Remarque Un nom de serveur POP contient généralement le mot « mail » ou
« pop » suivi d'un point, puis du nom de votre fournisseur de services
Internet ou du serveur de messagerie POP de votre société. Exemple :
[nom_FSI].com ou pop.[nom_société].com. Pour obtenir le nom du serveur
de messagerie de votre fournisseur de services Internet ou de votre
société, contactez votre administrateur système ou votre fournisseur.
Remarque : si vous utilisez une version traduite de MSN Hotmail, vous
devez taper le nom du serveur POP à l'aide des caractères ASCII
standard.
6. Dans la zone Nom d'utilisateur POP, tapez votre nom d'utilisateur
pour ce compte POP. Il s'agit de la partie de l'adresse de messagerie
qui précède le symbole @. (Ne tapez pas le nom d'utilisateur de votre
compte MSN Hotmail ici.)
7. Dans la zone Mot de passe utilisateur POP, tapez votre mot de passe
pour ce compte.
8. Dans la zone Délai d'attente du serveur (en secondes), tapez le
nombre de secondes pendant lesquelles vous souhaitez que MSN Hotmail
essaie d'accéder à votre compte POP.
9. Dans la zone Numéro de port, tapez le numéro du port. Pour la
messagerie POP, il s'agit généralement du port 110.
10. Pour conserver une copie de tous les messages POP sur le serveur POP
non Hotmail, activez la case à cocher Laisser les messages sur le
serveur POP.
11. Activez la case à cocher Télécharger uniquement les nouveaux
messages pour copier uniquement les nouveaux messages de votre compte
POP vers votre boîte de réception MSN Hotmail.
12. Choisissez un symbole Indicateur Nouveau courrier. L'utilisation
d'un symbole unique pour chaque compte POP facilite l'identification du
compte duquel provient un message dans votre boîte de réception MSN
Hotmail.
13. Si vous ne souhaitez pas configurer d'autres comptes POP, faites
défiler la page et cliquez sur OK.
Remarque Pour modifier le compte POP, revenez à la page Extraction du
courrier POP, apportez les modifications voulues, puis cliquez sur OK.
En plus, si vous avez besoin de vérifier votre courrier externe (POP3),
veuillez suivre les indications suivantes:
- Dans la page Courrier, cliquez sur POP. Si MSN Hotmail peut se
connecter à votre serveur de messagerie POP, vos messages POP sont
téléchargés.

N'oubliez pas que MSN Hotmail dispose d'une aide en ligne exhaustive.
Pour y accéder, il vous suffit de cliquer sur « Aide » dans l'angle
supérieur droit de la page.

N'hésitez pas à nous contacter de nouveau si vous désirez plus
d'informations. Sachez que nous sommes toujours à votre entière
disposition.

Cordialement,

Silvia A.

L'équipe de support technique de MSN Hotmail


----------



## Damino (7 Septembre 2005)

Sinon pour les flemmards, je conseille vivement FreePops.
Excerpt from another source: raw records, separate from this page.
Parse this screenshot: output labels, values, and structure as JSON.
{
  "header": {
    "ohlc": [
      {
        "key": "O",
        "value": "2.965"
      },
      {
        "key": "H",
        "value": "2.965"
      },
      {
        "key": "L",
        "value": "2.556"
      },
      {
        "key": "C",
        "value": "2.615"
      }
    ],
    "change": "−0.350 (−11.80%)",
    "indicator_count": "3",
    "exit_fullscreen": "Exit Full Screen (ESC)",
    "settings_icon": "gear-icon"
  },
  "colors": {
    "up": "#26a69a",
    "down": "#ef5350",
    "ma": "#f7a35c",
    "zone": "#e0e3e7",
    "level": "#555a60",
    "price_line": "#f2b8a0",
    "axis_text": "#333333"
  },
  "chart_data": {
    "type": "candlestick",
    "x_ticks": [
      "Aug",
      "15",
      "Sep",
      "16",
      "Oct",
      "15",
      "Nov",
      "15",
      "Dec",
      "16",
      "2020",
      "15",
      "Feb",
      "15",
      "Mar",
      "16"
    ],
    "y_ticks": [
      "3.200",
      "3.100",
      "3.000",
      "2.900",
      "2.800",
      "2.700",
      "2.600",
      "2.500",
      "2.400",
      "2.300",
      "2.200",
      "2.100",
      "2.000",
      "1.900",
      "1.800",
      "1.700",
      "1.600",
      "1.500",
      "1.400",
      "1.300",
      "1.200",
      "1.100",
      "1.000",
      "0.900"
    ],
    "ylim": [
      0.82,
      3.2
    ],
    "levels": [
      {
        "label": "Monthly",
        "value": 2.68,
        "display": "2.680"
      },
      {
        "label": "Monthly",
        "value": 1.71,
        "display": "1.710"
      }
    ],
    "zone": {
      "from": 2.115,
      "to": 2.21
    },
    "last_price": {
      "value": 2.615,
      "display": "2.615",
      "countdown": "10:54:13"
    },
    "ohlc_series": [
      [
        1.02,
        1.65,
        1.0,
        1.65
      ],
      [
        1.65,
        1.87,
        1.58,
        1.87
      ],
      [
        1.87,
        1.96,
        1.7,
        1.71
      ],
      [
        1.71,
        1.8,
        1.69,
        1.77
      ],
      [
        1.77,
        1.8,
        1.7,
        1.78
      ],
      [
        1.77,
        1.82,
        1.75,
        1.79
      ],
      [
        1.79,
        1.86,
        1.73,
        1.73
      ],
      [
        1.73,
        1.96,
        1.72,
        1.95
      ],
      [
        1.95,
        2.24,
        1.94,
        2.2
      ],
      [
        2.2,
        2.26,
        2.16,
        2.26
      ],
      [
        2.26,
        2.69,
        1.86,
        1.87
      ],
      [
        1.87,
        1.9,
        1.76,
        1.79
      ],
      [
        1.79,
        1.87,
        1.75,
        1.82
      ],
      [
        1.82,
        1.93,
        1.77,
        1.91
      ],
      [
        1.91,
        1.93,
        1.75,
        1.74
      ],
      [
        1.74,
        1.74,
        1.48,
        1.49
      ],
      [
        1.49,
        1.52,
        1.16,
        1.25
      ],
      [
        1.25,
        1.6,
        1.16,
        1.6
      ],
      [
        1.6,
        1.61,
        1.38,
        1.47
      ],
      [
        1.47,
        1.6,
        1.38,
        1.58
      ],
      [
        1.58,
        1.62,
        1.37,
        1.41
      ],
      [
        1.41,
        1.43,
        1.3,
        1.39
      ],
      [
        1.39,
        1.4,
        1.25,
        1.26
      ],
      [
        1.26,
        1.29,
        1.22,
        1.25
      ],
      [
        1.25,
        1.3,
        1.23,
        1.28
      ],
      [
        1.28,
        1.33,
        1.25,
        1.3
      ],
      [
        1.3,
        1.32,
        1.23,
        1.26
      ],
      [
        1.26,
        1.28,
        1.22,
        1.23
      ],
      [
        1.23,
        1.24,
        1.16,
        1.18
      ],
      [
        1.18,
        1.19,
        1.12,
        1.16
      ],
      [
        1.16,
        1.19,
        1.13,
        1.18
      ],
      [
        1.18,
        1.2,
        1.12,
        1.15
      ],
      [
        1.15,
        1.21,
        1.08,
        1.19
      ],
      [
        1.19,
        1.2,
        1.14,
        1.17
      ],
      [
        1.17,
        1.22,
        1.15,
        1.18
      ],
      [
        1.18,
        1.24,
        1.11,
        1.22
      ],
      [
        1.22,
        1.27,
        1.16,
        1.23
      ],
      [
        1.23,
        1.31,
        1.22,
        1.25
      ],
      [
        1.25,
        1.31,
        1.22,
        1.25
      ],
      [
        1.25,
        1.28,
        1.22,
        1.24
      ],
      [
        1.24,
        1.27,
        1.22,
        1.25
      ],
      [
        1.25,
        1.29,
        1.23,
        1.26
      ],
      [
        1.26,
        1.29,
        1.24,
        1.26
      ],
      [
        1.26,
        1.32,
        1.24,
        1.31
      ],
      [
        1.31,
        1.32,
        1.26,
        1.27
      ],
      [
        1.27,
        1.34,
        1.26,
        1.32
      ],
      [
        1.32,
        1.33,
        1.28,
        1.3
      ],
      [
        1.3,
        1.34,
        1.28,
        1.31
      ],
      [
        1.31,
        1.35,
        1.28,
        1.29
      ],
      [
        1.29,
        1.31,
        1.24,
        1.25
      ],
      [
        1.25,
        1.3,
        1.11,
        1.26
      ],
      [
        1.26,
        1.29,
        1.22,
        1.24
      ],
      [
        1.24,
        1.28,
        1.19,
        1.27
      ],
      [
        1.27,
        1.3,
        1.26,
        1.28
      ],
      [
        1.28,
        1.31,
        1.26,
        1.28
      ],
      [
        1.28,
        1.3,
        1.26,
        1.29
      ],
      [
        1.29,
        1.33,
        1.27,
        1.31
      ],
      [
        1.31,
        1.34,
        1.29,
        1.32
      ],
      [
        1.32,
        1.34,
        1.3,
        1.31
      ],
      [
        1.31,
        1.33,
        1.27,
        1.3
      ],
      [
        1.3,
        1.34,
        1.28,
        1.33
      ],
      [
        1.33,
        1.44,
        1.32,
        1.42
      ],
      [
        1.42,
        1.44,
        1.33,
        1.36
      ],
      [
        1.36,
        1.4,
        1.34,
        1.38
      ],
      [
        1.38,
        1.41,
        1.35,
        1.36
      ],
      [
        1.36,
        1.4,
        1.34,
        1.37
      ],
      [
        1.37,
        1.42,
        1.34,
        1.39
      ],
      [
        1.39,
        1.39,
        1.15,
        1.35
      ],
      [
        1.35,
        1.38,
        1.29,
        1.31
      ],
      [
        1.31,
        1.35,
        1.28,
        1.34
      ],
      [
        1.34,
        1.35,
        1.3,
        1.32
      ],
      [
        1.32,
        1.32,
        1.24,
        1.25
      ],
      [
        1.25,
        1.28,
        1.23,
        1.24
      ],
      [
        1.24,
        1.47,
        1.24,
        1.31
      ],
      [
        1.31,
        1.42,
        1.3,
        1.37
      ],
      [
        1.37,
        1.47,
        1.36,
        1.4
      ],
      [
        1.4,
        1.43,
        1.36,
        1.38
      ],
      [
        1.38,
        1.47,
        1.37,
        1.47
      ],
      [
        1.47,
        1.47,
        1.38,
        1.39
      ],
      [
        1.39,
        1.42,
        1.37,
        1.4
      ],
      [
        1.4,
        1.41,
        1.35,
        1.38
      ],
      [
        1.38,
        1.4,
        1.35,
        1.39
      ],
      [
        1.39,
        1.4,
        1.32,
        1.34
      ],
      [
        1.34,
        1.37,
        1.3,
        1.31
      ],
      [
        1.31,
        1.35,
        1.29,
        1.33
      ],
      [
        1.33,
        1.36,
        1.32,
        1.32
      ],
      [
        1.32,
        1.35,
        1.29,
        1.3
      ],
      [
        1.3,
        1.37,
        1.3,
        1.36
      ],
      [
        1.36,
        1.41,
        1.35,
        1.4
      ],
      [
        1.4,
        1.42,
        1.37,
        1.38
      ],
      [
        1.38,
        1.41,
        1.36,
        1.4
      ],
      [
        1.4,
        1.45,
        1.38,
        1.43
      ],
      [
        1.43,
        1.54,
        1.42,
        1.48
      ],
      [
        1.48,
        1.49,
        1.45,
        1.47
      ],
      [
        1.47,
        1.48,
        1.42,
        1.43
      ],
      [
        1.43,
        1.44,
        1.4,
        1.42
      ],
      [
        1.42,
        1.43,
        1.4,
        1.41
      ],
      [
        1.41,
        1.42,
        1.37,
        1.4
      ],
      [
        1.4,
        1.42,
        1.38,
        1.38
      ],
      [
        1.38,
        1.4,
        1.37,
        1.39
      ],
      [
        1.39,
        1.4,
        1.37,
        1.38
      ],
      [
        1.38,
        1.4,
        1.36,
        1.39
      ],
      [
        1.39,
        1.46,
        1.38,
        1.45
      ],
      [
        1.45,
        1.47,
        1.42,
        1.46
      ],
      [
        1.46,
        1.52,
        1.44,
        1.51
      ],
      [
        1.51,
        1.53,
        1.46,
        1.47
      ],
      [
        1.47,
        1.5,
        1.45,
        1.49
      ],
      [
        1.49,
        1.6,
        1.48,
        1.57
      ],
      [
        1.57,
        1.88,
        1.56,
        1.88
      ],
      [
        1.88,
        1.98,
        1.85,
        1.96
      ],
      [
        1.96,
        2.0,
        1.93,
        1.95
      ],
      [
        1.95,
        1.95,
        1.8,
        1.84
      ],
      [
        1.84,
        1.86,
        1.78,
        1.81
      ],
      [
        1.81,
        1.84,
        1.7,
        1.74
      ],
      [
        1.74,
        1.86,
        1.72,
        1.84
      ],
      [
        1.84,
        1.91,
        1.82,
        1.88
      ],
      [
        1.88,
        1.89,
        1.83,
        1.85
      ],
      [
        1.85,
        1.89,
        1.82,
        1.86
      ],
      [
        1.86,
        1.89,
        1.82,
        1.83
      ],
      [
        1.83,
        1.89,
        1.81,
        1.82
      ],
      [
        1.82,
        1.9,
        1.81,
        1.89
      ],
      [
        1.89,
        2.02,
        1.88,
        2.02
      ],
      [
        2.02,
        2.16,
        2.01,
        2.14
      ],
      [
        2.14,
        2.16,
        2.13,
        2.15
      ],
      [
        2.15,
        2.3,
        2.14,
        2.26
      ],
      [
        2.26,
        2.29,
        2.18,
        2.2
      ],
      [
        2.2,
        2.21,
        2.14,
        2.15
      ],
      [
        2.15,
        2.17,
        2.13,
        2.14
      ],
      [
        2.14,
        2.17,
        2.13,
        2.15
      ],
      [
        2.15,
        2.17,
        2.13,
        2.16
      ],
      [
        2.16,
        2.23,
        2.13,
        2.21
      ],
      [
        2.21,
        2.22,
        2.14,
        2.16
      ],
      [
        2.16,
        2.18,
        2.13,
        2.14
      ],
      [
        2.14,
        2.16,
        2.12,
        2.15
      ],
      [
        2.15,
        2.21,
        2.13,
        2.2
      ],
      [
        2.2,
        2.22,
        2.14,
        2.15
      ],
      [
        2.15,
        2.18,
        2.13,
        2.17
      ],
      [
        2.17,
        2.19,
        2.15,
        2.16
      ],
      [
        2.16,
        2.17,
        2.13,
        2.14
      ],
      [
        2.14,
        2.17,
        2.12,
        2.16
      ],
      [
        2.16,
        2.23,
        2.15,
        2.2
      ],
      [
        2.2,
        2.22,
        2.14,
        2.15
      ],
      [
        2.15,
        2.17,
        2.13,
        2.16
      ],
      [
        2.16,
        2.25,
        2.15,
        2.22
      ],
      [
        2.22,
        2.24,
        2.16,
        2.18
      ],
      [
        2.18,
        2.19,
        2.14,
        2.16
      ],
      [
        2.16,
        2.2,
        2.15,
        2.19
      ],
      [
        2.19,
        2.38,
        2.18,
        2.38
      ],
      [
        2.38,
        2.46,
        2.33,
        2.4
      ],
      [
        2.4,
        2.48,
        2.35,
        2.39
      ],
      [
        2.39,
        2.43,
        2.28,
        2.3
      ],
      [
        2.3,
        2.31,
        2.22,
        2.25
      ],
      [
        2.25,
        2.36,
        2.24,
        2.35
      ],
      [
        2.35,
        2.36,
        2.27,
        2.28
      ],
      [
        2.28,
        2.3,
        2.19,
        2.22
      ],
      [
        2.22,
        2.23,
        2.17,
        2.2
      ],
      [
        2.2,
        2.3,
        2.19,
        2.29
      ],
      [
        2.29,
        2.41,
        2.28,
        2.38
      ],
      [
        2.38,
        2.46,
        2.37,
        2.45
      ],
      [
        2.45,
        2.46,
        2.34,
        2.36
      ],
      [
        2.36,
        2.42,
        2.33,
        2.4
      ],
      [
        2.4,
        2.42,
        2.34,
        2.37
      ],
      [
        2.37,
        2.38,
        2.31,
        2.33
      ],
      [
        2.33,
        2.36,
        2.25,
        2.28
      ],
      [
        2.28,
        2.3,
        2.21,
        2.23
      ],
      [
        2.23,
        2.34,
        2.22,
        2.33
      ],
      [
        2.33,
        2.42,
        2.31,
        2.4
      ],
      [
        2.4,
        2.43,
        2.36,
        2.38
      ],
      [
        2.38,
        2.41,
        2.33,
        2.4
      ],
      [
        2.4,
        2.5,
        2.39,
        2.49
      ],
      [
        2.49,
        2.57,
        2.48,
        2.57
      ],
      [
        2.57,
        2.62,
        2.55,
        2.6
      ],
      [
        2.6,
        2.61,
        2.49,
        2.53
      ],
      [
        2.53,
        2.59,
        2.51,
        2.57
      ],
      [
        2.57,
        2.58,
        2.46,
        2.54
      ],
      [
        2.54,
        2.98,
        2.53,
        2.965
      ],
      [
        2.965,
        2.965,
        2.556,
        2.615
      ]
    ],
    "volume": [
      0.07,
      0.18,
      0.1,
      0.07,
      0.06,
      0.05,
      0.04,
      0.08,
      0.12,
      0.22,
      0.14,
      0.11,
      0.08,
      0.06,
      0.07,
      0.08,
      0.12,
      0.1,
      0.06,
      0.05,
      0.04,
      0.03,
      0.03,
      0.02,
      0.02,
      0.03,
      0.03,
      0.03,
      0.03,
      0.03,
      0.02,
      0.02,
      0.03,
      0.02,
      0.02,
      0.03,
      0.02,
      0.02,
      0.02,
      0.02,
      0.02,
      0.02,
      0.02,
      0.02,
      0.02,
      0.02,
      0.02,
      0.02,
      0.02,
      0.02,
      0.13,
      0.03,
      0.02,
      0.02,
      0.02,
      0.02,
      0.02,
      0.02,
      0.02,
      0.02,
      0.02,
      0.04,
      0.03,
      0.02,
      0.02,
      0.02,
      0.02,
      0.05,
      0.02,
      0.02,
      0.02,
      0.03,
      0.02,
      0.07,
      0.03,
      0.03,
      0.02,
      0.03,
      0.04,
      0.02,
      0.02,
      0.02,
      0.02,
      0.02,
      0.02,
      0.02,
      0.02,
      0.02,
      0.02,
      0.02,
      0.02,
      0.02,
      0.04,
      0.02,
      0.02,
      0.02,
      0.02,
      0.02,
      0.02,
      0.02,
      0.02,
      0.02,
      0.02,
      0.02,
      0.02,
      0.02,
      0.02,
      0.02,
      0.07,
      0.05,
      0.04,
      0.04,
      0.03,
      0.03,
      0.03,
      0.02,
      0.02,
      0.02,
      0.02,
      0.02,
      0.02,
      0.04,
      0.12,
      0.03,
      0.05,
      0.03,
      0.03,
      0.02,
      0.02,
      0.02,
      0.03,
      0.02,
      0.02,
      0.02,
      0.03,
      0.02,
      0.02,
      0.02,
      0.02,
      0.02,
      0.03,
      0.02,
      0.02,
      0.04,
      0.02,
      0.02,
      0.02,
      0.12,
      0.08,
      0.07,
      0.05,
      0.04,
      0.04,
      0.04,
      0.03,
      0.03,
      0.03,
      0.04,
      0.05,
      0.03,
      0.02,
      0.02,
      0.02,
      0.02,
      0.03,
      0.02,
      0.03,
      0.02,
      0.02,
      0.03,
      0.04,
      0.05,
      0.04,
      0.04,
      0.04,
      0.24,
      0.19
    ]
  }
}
En effet ayant un compte Hotmail récent, je ne pouvais recevoir mes mails de Hotmail par mon client messagerie Mail ou alors il fallait cotiser à Premium ou je ne sais quoi (sans garantie avec Mail et Mac en plus ?). Et httpmail ne m'avait pas "sauvé".

Et bien avec FreePops (bien lire la doc, télécharger la version 0.0.31 puis télécharger le hotmail.lua(3) et le mettre dans freepops/src/lua) tout fonctionne et je reçois bien mes "hotmails"


----------



## cronos6 (9 Septembre 2005)

Pourrais tu nous en dire un peu plus sur freepops.

Pour ma part, je l'ai installé, j'ai dl le dernière version de hotmail.ual.
Mais je n'ais pas su trouver ou il fallait le configurer. (c'est surement à partir de mail).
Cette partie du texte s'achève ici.